Cela m’a fait penser à moi-même (…petite divagation égocentrique, passage obligé lorsque l’on lit un livre traitant de la relation entre le lecteur et ses livres…), puisque qu’actuellement je me retrouve dans l’impossibilité de lire un nouveau roman de Jane Austen (situation ô combien pénible !), car je suis incapable de choisir entre l’achat d’un 10/18 ou d’un Livre de Poche, tant les débats sont nombreux sur les différences de traduction entre les deux… (Fin de la parenthèse)

J’ai d’ailleurs aimé la petite référence à cette auteure dans la correspondance entre la lectrice et son libraire. En parlant de références, l’une de mes grandes déceptions a été celle-ci : malgré toutes les citations et les titres de livres présents dans « 84 Charing Cross Road », peu de titres m’ont réellement donné envie de me jeter dessus, or c’est souvent ce que je recherche lorsque je lis un livre qui parle des livres (pas que, mais un peu quand même).

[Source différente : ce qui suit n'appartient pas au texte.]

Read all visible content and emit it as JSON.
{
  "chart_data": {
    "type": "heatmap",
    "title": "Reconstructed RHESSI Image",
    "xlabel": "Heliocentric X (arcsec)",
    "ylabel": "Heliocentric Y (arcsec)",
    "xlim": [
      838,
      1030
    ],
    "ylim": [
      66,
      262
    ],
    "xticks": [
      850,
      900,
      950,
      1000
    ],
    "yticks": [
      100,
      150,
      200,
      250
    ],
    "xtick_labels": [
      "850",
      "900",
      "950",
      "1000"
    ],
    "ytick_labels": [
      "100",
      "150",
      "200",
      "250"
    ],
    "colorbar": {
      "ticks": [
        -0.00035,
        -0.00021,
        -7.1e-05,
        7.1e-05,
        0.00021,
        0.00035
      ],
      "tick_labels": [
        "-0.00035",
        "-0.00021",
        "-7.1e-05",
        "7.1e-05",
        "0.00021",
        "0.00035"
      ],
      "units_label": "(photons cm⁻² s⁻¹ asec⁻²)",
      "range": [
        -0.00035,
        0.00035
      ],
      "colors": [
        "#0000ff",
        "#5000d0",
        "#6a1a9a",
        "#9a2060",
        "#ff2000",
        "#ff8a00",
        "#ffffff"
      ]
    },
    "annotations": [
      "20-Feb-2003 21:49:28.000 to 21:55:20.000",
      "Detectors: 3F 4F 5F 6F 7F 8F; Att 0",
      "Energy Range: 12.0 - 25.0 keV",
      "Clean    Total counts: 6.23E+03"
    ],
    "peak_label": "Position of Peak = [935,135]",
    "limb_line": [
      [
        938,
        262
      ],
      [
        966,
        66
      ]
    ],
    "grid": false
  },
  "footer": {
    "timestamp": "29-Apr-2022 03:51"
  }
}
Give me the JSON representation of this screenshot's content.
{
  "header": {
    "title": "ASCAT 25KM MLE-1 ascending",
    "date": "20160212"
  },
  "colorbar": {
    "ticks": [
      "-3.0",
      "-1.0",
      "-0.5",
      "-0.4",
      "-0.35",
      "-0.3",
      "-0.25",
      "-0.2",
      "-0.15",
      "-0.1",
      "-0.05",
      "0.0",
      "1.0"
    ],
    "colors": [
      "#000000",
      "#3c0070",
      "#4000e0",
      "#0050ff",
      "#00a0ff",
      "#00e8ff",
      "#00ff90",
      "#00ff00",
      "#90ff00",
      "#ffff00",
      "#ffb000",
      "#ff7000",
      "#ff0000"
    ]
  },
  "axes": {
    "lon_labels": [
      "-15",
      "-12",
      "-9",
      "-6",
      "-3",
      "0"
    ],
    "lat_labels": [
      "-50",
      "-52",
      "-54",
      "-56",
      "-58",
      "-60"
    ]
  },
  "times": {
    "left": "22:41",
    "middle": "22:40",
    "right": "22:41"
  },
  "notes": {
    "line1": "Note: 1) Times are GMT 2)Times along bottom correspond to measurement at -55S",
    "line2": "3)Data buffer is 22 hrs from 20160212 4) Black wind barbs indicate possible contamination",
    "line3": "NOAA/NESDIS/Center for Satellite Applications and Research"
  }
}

Comme vous le constatez, ce très court recueil de correspondances a été pour moi une lecture sympathique mais quelque peu décevante. Il a tout de même le mérite de me donner envie d’acheter plus de livres dans des éditions anciennes et/ou d’occasion, souvent porteurs de signes de leurs anciens propriétaires (dédicaces anciennes sur la page de garde, livres qui s’ouvre toujours à la même page, annotations dans les marges), et qui font des livres de véritables objets vivants…

Autour du livre :

  •  Helene Hanff est une écrivaine américaine née en 1916 et décédée en 1997. Comme on l’apprend dans ce livre, elle a durant sa vie écrit des pièces de théâtre et des scénarios pour la télévision.
  • Cette auteure a également écrit d’autres livres, dont « La duchesse de Bloomsbury Street », qui parle de son premier voyage à Londres en 1971.
  • Une adaptation de ce roman a été réalisée en 1987 par David Hugh-Jones, avec Anthony Hopkins, Anne Bancroft et Judi Dench dans les rôles principaux.

Illustration de la couverture :

  • L’illustration de la couverture de mon édition du Livre de Poche est tirée d’un tableau de Frederic Edwin Church intitulé The Letter Revenge, before 1892.